実在する世界とは、生成と消滅を繰り返すものと考えられます。有のみからなる世界だけを実在する世界とするのではなく、無を含む世界もまた実在する世界といえます。
色即是空、空即是色という捉え方が、実在する世界の一つの表現法と考えられます。
「有無」「生死」「実在世界」は、同一の現象に対する異なる表現と考えられるのです。
ホロニカル心理学における“こころ”の概念は、個人の内部に限定されず、色即是空の世界そのものと考えられます。“こころ”が色即是空を創り出すのではなく、色即是空そのものが“こころ”と考えられます。
ホロニカル心理学では、“こころ”と名を与えていますが、“こころ”そのものは、精神活動と見なされたり、物質活動と見なされたり、またはその両方またはどちらでもないと見なされるものを指します。

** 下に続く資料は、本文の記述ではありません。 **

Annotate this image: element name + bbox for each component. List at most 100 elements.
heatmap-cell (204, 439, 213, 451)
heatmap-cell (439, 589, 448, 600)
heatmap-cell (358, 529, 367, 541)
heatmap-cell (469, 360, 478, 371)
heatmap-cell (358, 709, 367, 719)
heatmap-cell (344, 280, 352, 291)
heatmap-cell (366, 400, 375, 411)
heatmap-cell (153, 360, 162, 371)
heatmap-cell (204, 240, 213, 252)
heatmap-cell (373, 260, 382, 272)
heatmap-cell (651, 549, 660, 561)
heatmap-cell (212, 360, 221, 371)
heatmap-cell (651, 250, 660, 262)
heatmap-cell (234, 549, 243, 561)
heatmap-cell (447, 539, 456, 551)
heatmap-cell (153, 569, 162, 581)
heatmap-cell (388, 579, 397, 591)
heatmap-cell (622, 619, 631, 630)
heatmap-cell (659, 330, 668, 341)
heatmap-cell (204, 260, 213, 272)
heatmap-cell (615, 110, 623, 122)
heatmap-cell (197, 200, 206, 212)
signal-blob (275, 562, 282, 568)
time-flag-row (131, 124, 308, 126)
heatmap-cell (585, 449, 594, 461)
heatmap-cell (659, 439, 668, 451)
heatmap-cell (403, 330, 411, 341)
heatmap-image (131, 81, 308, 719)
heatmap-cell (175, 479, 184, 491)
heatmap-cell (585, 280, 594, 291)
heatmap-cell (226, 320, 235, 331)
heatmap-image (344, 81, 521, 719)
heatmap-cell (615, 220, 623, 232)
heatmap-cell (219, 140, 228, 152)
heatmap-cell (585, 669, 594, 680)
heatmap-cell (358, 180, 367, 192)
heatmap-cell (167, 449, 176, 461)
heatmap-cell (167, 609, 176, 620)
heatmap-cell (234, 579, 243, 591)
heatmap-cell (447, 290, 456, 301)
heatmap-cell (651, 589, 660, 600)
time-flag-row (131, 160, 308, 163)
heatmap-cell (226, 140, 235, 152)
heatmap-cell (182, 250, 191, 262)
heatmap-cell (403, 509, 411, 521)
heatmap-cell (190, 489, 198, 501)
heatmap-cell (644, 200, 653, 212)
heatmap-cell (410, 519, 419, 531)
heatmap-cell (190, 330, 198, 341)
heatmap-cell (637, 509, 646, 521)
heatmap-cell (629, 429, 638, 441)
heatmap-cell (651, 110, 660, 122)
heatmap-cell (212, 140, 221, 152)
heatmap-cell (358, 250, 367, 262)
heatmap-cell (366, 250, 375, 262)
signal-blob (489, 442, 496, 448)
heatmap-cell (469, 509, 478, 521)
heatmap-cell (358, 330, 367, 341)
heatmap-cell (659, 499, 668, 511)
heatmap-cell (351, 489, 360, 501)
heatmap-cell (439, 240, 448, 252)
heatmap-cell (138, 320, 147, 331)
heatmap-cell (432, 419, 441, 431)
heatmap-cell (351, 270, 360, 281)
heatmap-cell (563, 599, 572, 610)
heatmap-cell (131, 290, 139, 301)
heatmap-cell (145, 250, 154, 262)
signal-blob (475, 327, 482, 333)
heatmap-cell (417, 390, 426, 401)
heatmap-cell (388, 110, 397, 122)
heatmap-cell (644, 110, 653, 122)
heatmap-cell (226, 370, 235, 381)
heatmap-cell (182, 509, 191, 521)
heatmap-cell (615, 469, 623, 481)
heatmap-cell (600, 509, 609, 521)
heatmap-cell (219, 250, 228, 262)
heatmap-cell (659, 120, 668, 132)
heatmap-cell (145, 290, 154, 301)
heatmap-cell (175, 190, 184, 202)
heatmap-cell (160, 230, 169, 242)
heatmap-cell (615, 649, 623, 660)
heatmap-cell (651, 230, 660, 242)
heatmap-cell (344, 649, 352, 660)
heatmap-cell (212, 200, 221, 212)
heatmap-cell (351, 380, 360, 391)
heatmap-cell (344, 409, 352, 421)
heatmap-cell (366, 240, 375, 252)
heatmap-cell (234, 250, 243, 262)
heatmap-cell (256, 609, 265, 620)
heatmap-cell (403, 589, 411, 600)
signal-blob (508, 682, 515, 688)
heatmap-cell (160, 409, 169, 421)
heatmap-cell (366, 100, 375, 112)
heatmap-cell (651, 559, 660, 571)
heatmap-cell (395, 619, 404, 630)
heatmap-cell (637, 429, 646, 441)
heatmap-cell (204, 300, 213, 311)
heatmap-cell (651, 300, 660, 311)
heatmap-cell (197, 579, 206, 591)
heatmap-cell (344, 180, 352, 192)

ホロニカル心理学の考えている“こころ”は、超個的です。
ホロニカル心理学では、生成と消滅を繰り返すフィールド(場)そのものが「こころ」と考えられます。
何も無いところから世界が創造されるのではなく、絶対無(空)が自らを否定し、生成と消滅の世界を創造します。その結果、有と無が相反しながらも同時に存在し、歴史的な世界が瞬間・瞬間に、「永遠の今」が“こころ”という場で創造され続けていると考えられます。